Reflections on one year
I've been looking forward to this post for a little while now. Jonathan Levitt did one of these one-year pieces last year and his enthusiasm and hope for the future really impressed me, even though at that point I was only a prospective hire making the interviewing rounds.
Ah, Fall 2006. Seems like eons ago. But time is relative on the web. I was speaking with a client last week and she mentioned that she had only been in her position for about 6 months, but she felt like she had built up about 10 years worth of learnings.
I can relate. Things move so quickly now in the web environment that time itself seems compressed. In calendar time, vendors haven't really been measuring online human behavior for all that long; the WAA itself was born only 3 years ago.

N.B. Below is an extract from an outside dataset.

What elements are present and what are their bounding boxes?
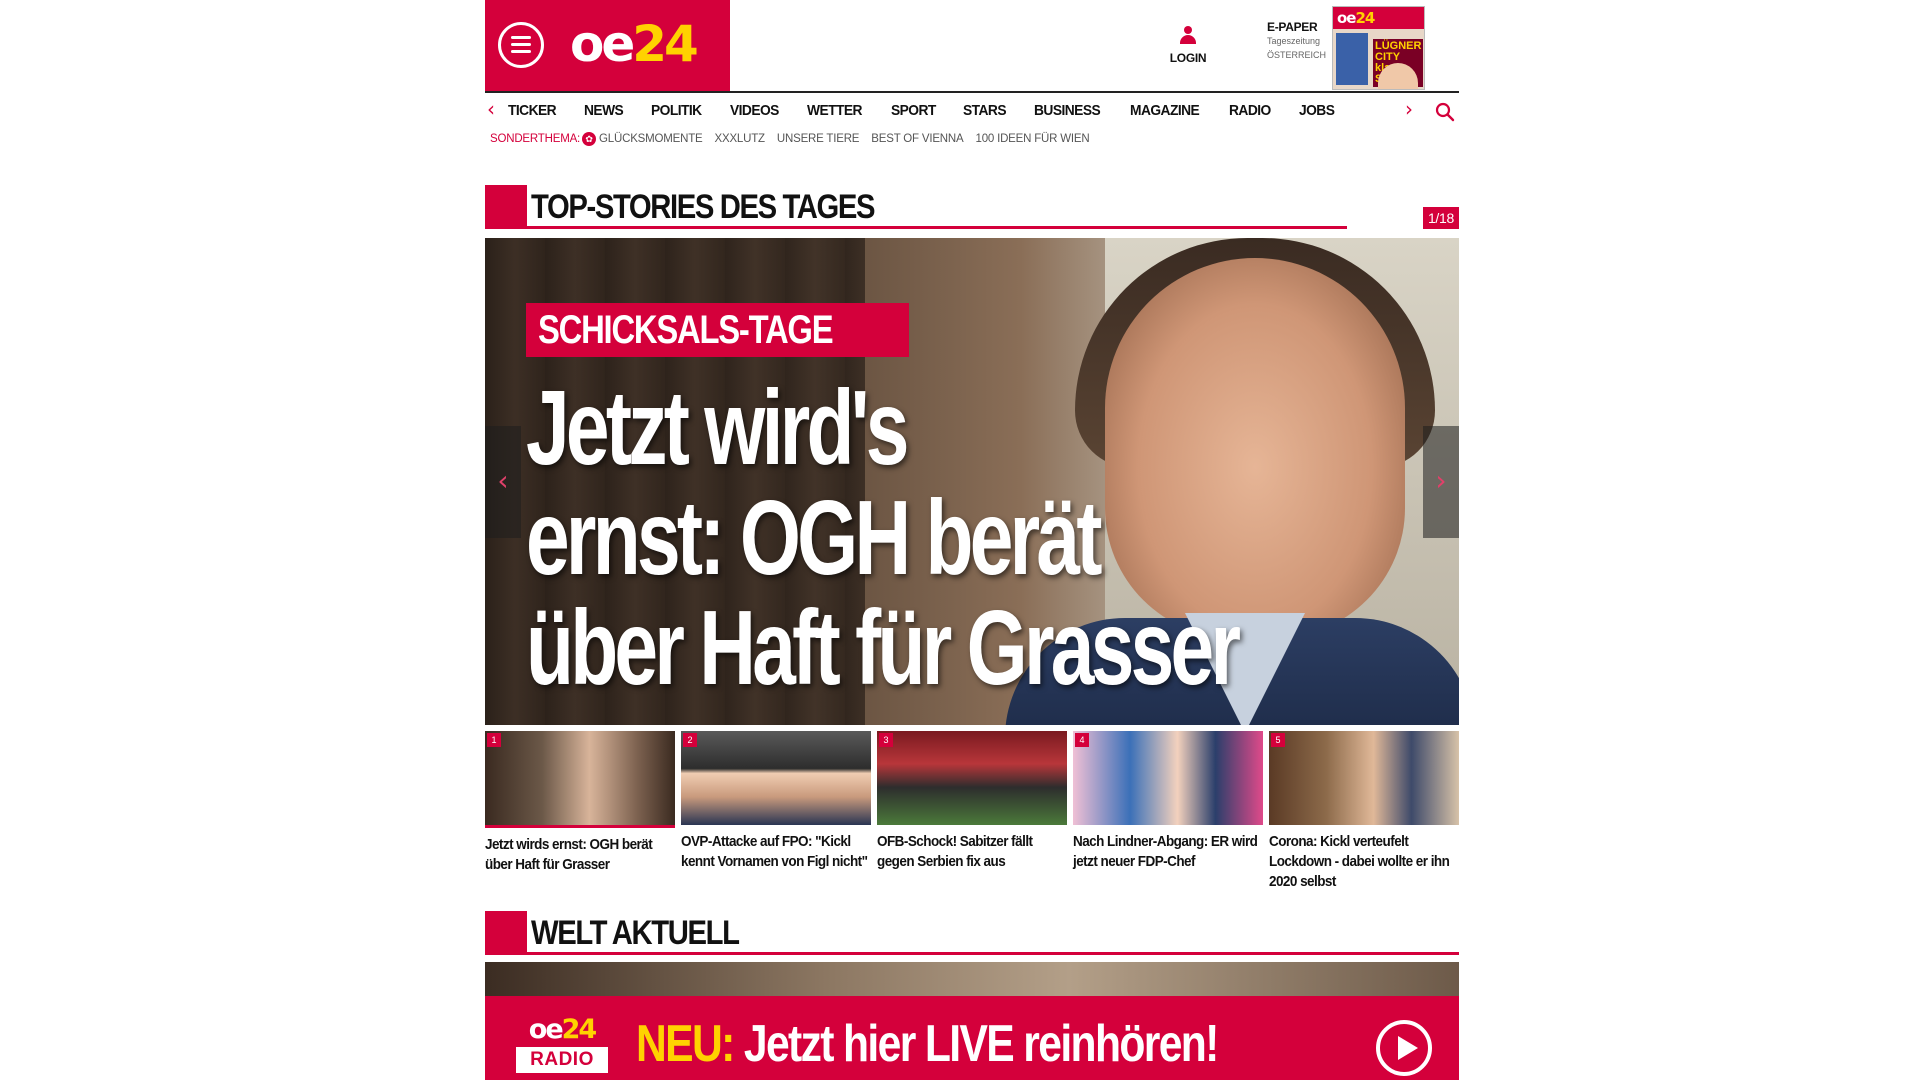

But the pace of change is our space is remarkable. Status quos are constantly being disrupted, best practices redefined, and goals realigned; we are in a perpetual state of reevaluation. Doing business online means always being on your toes, sensitive to the slightest tremor in customer behavior, and this is all good.
One year ago, we were a small, privately-held company, happy to have a nice, tidy little stable of loyal clients. Now we're a growing, vociferous, disruptive dynamo--the enfant terrible of the web analytics industry.
So best wishes for the future to everyone who has a stake in this frenetic but beautiful digital space. And don't worry if the skeptics raise the specter of another bubble. The parameters are different this time. The web is indispensable to us all.